Traductora española de ensayo y humanidades en lengua
francesa, además de profesora de traducción en la
Universidad Pontificia Comillas
de Madrid y traductora e intérprete jurada, Alicia Martorell publicó hoy,
en El Trujamán, la siguiente columna sobre a un tema que a todos los
traductores interesa. Nos regocija saber que no se menciona al DRAE, que, como
Borges solía decir, es “un cementerio de palabras”
El orden alfabético
He pasado la mayor parte de mi
vida profesional coleccionando diccionarios: las visitas a las secciones
especializadas de las librerías y a los libreros de viejo han constituido
durante años seña de identidad y signo de reconocimiento entre colegas.
Los tengo de los
temas más variados: textiles, arquitectura, matemáticas, cine, meteorología,
informática… Llenan más de dos metros lineales de librería.
Sin embargo,
tengo que reconocer que ya casi no uso la mayoría de ellos.
Los veo en los estantes
acumulando polvo y me duelen las horas pasadas acaparando, descubriendo en
rincones ignotos, transportando y clasificando esos sacos cargados de palabras,
pero mis hábitos de trabajo han cambiado.
Los bilingües,
salvo excepciones (que casi siempre son glosarios normativos o algunos pocos de
estructura y calidad excepcional), se quedaron hace mucho en la cuneta. ¿Cómo
va a ser posible casar dos términos en dos idiomas sin contexto y sin
definiciones, sin fuentes y sin referencias? En otros tiempos, no había otra
cosa, así que no me horrorizaba como ahora aceptar que dos términos
significaban lo mismo sin saber ni siquiera qué significaban.
Otros simplemente
se han quedado obsoletos, pero eso ya es más normal: las técnicas evolucionan o
simplemente desaparecen y son sustituidas por otras.
Otros, que quizá
fueron mi única guía para un tema determinado, demostraron con el tiempo su
carácter cojitranco. Ahora los miro y me pregunto cómo no vi que no valían un
pimiento.

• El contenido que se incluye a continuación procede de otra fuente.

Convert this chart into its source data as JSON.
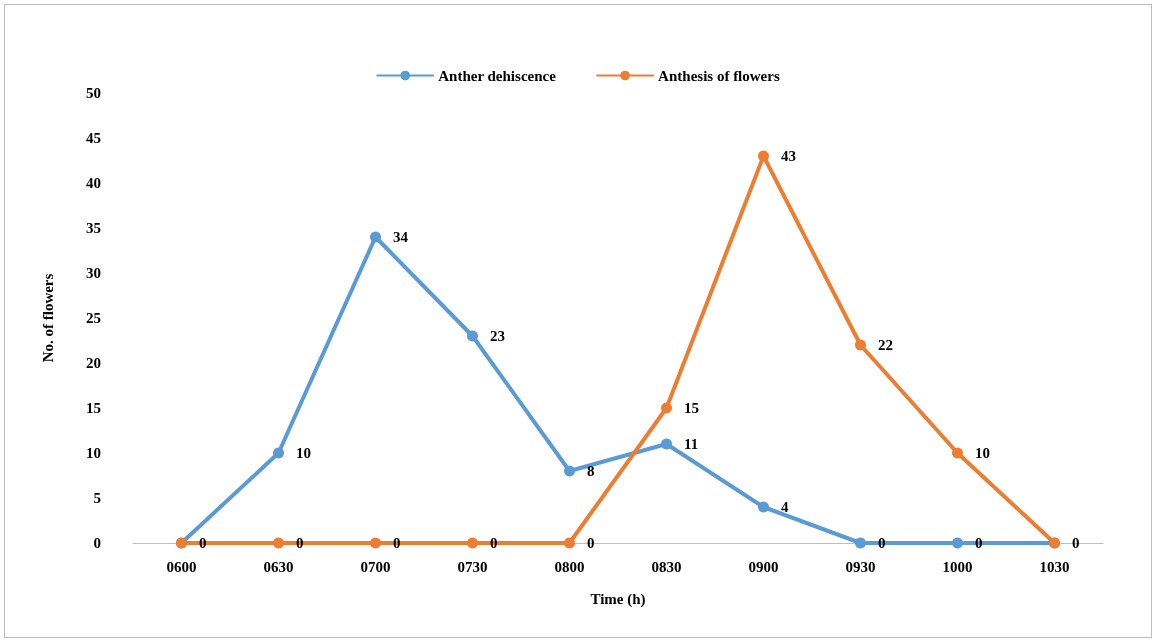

Quizá por eso: porque no tenía otra cosa.
Algunos los sigo
usando tanto como antes: son los diccionarios enciclopédicos, los que son
autoridad en un tema determinado, los más especializados. Todos son monolingües
sin excepción y tratan de botánica, filosofía, historia, conceptos jurídicos,
mitología… Hace mucho que les hice el honor de sacarlos del estante de los
diccionarios y colocarlos en el estante de su especialidad, que es donde deben
estar.
También conservo
y sigo usando todos los días los diccionarios de la lengua pero, salvo el María
Moliner, que prefiero en la edición previa al innecesario lavado de cara, todos
se pueden consultar en línea. Los de carácter lingüístico: etimológicos, de
sinónimos, de anglicismos, de términos griegos o latinos, de topónimos… también
son herramientas cotidianas.
Y el más querido,
el de todos los días, el que me ayuda a escribir mejor, a ampliar mi
vocabulario, a despegarme del original: el Corripio. Ya lo he comprado tres
veces porque el uso constante lo desloma, pero si tuviera que llevarme un
diccionario a una isla desierta es sin duda el que elegiría.
Quizá es que ya
no busco por orden alfabético las palabras que necesito para trabajar: las trato
de capturar allí donde están pastando con sus semejantes, en los manuales, en
los croquis, en los libros de consulta: en su contexto.